The housing and job markets are still weak, but homeowners are slowly gaining strength.
The percentage of late-paying mortgage holders—those who were 60 days or more late with payment—decreased in the spring for the sixth straight quarter, according to credit reporting agency TransUnion.
The rate fell to 5.82 percent compared with 6.67 percent a year ago. It peaked at 6.9 percent in the fourth quarter of 2009.
The drop reflects stricter lending policies at banks, said Tim Martin, who watches the housing market for TransUnion's financial services business unit. Since banks are more cautious about ending only to customers with higher credit scores, new homeowners are less likely to default on their mortgages, he explained.
"Newer vintages of mortgages are performing better and becoming a bigger portion of outstanding mortgage universe," he said. On older mortgages, the number of borrower who lost their jobs or had mortgage payments that adjusted beyond their ability to pay are on the downswing.
TransUnion's research is culled from its database of 27 million anonymous consumer records.
Martin noted that the late payment rate fell in 49 states since the first quarter of this year, with only Vermont seeing a delinquency increase, but the rate in the Green Mountain state is just 2.98 percent, far lower than the national average.
The states with the highest delinquency rate remain Florida at 13.91 percent; Nevada at 13.04 percent; California at 7.83 percent, and Arizona at 7.78 percent. These four states were hit the hardest by the housing market collapse.
A report out Thursday from foreclosure listing firm RealtyTrac showed that Nevada lead the nation in foreclosures in July, with one in every 115 households receiving a foreclosure notice. California and Arizona were second and third in foreclosures for the month, with Florida sixth. Such notices are sent out after a homeowner falls several months behind on their payments.
TransUnion said the state with the lowest delinquency rate remained North Dakota at 1.45 percent. South Dakota at 2.31 percent, Nebraska at 2.43 percent and Alaska at 2.64 percent round out the states least likely to have late payments.

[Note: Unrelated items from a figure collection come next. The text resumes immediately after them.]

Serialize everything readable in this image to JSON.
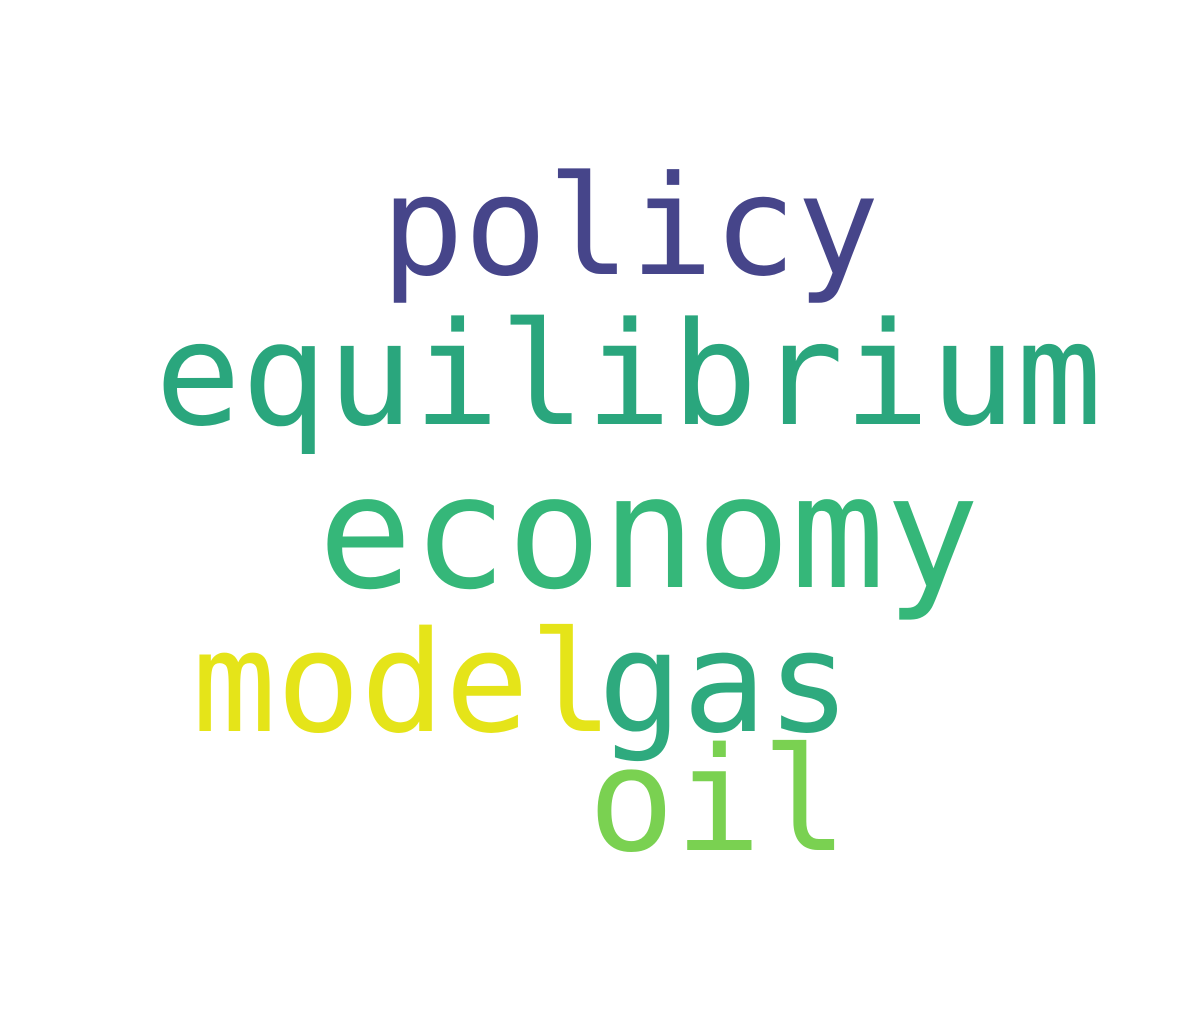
{
  "words": [
    {
      "text": "policy",
      "color": "#46458a"
    },
    {
      "text": "equilibrium",
      "color": "#2aa67d"
    },
    {
      "text": "economy",
      "color": "#35b779"
    },
    {
      "text": "model",
      "color": "#e5e419"
    },
    {
      "text": "gas",
      "color": "#2eaa7e"
    },
    {
      "text": "oil",
      "color": "#7ad151"
    }
  ]
}
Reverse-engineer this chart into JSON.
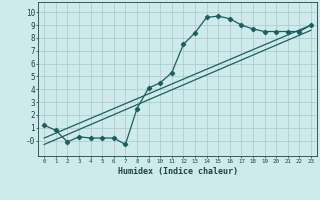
{
  "title": "",
  "xlabel": "Humidex (Indice chaleur)",
  "ylabel": "",
  "bg_color": "#ceeaea",
  "grid_color": "#aecece",
  "line_color": "#1a6060",
  "xlim": [
    -0.5,
    23.5
  ],
  "ylim": [
    -1.2,
    10.8
  ],
  "xticks": [
    0,
    1,
    2,
    3,
    4,
    5,
    6,
    7,
    8,
    9,
    10,
    11,
    12,
    13,
    14,
    15,
    16,
    17,
    18,
    19,
    20,
    21,
    22,
    23
  ],
  "yticks": [
    0,
    1,
    2,
    3,
    4,
    5,
    6,
    7,
    8,
    9,
    10
  ],
  "ytick_labels": [
    "-0",
    "1",
    "2",
    "3",
    "4",
    "5",
    "6",
    "7",
    "8",
    "9",
    "10"
  ],
  "line1_x": [
    0,
    1,
    2,
    3,
    4,
    5,
    6,
    7,
    8,
    9,
    10,
    11,
    12,
    13,
    14,
    15,
    16,
    17,
    18,
    19,
    20,
    21,
    22,
    23
  ],
  "line1_y": [
    1.2,
    0.8,
    -0.1,
    0.3,
    0.2,
    0.2,
    0.2,
    -0.3,
    2.5,
    4.1,
    4.5,
    5.3,
    7.5,
    8.4,
    9.6,
    9.7,
    9.5,
    9.0,
    8.7,
    8.5,
    8.5,
    8.5,
    8.5,
    9.0
  ],
  "line2_x": [
    0,
    23
  ],
  "line2_y": [
    0.2,
    9.0
  ],
  "line3_x": [
    0,
    23
  ],
  "line3_y": [
    -0.3,
    8.6
  ],
  "marker": "D",
  "markersize": 2.2,
  "linewidth": 0.9
}
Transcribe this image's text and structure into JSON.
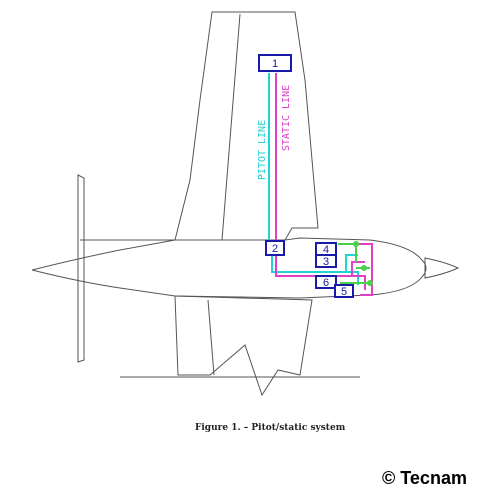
{
  "diagram": {
    "components": [
      {
        "id": "1",
        "label": "1"
      },
      {
        "id": "2",
        "label": "2"
      },
      {
        "id": "3",
        "label": "3"
      },
      {
        "id": "4",
        "label": "4"
      },
      {
        "id": "5",
        "label": "5"
      },
      {
        "id": "6",
        "label": "6"
      }
    ],
    "lines": {
      "pitot": {
        "label": "PITOT LINE",
        "color": "#22d3d3"
      },
      "static": {
        "label": "STATIC LINE",
        "color": "#e040c8"
      },
      "junction_color": "#4ad04a"
    },
    "box_color": "#1a1aa8",
    "outline_color": "#555555"
  },
  "caption": "Figure 1. – Pitot/static system",
  "copyright": "© Tecnam"
}
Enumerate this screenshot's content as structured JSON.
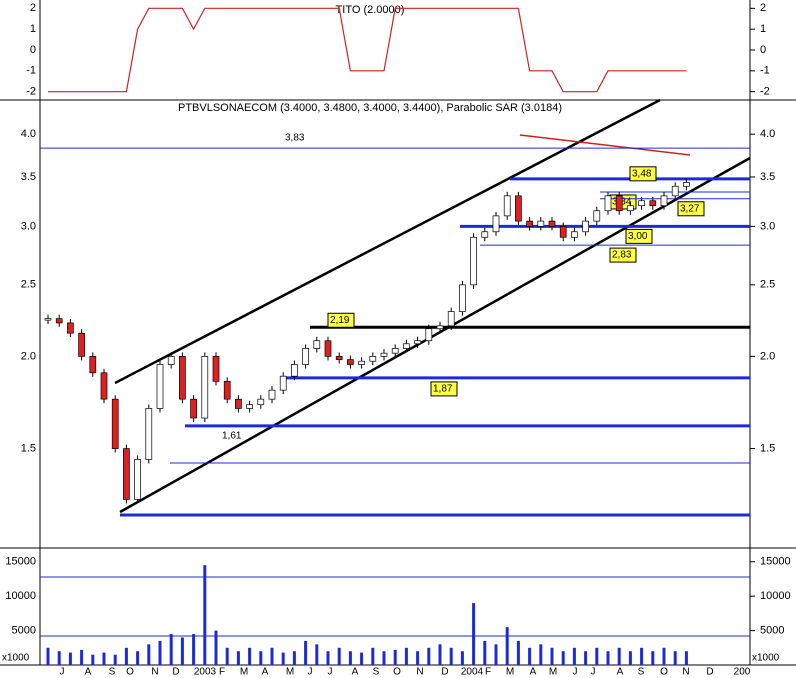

The company forecast that the delinquency rate will continue to down drop for the rest of the year, ending 2011 just above 5 percent.
The current rate is nearly three times the pre-recession norm, and at the current pace of improvement, it will likely be the end of 2015 before the rate has dropped back down, Martin said.
"It took three calendar years for delinquencies to run up to their peak," he said. "We're one-and-a-half years since that peak, and we've recovered about 22 percent. It's taking longer to come down than it did to go up."